Clinical Evidence report shows a non-deterministic dose for “All Arms” rows — whichever duplicate sorts first wins
The RP2D (single_dose) may be shown when the efficacy population spans the full dose range, misrepresenting the study population
Row duplication in the view inflates materialized view size and may cause subtle metric selection issues in extract_efficacy_metrics

What the issue is not

Not a data extraction issue — the LLM correctly identified both dose arms
Not an arm-linking issue (Issue 49) — the “All Arms” arm intentionally has no interventions
Not the same as Issue 31 (dose bleed onto control arms via COALESCE) — this is a JOIN fan-out, not a fallback chain
Not the same as Issue 51 (per-arm dose not populated) — here both arms have correct dose, but both are matched to outcomes they don’t belong to

Scale

Metric	Count
Pubs with “All Arms” outcomes + conflicting dose profiles across different arms (single/rp2d vs range)	715
Pubs where the view produces duplicate rows with different dose variants for “All Arms” outcomes	2,776
Total duplicate row groups in the view	15,025

Spot checks

Pub 74158: Confirmed — sqNSCLC rows duplicated with RP2D (12.0) and range (4.8-16.0).
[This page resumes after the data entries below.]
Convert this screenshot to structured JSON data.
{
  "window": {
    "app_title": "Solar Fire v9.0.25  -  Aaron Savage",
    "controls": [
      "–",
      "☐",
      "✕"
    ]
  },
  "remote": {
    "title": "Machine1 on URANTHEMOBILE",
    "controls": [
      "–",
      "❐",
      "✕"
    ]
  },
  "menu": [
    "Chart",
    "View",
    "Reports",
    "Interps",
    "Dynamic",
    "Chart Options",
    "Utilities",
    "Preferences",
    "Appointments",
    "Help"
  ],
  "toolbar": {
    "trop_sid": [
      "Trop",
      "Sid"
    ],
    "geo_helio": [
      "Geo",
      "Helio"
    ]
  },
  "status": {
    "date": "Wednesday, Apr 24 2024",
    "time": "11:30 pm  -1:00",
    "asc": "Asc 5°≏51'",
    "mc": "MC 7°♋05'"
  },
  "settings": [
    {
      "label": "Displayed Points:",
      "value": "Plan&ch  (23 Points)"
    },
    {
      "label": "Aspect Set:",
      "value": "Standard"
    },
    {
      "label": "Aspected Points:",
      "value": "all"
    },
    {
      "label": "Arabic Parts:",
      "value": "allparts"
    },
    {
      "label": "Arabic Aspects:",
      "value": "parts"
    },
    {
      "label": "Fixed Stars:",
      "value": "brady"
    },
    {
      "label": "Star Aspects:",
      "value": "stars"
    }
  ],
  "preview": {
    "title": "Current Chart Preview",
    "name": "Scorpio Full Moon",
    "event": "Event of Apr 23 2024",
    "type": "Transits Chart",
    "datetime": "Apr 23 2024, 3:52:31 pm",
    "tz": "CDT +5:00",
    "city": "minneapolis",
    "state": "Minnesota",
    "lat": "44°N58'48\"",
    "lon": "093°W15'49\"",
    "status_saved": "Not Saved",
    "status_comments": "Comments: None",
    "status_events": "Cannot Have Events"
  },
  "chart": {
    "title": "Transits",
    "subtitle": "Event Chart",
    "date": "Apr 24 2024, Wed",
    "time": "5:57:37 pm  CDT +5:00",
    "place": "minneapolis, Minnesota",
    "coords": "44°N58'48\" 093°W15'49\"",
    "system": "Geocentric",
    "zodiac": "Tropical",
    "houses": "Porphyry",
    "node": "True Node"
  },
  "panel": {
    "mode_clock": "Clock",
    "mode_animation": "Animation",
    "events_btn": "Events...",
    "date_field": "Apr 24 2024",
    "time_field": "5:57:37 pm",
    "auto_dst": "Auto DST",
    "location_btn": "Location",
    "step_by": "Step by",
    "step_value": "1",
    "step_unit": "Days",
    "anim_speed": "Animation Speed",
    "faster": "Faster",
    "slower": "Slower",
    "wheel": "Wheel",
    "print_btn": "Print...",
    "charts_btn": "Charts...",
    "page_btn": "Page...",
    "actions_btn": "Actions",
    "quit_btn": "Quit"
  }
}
Abstract pools all cohorts.

Open characterization questions

How many of the 2,776 pubs have the “wrong” dose surfaced by the query (i.e., first_row picks RP2D when range would be more accurate)?
Should “All Arms” outcomes inherit dose from the broadest-range intervention, or should dose be null/aggregated?
Does dose_context_type (escalation vs rp2d) provide enough signal to pick the right intervention?

Explored solution direction

Option A — View-layer fix: When aoe.arm_name = 'All Arms', prefer the intervention with dose_context_type = 'escalation' (or the one with dose_min/dose_max range) over single_dose/rp2d. Could use a ROW_NUMBER() window with a priority ordering.

Option B — Query-layer fix: In build_single_row, when multiple view rows exist for the same outcome with different dose profiles, prefer the range (dose_min/dose_max) over single_dose for “All Arms” rows — since pooled data is better described by the range.

Option C — Data-model fix: Link “All Arms” outcomes to all relevant arms explicitly (via trial_arm_id or a new junction), then aggregate dose at the query level.

Option A is the most targeted fix with lowest risk. Option B is simpler but doesn’t address the view duplication. Option C is the cleanest long-term but highest effort.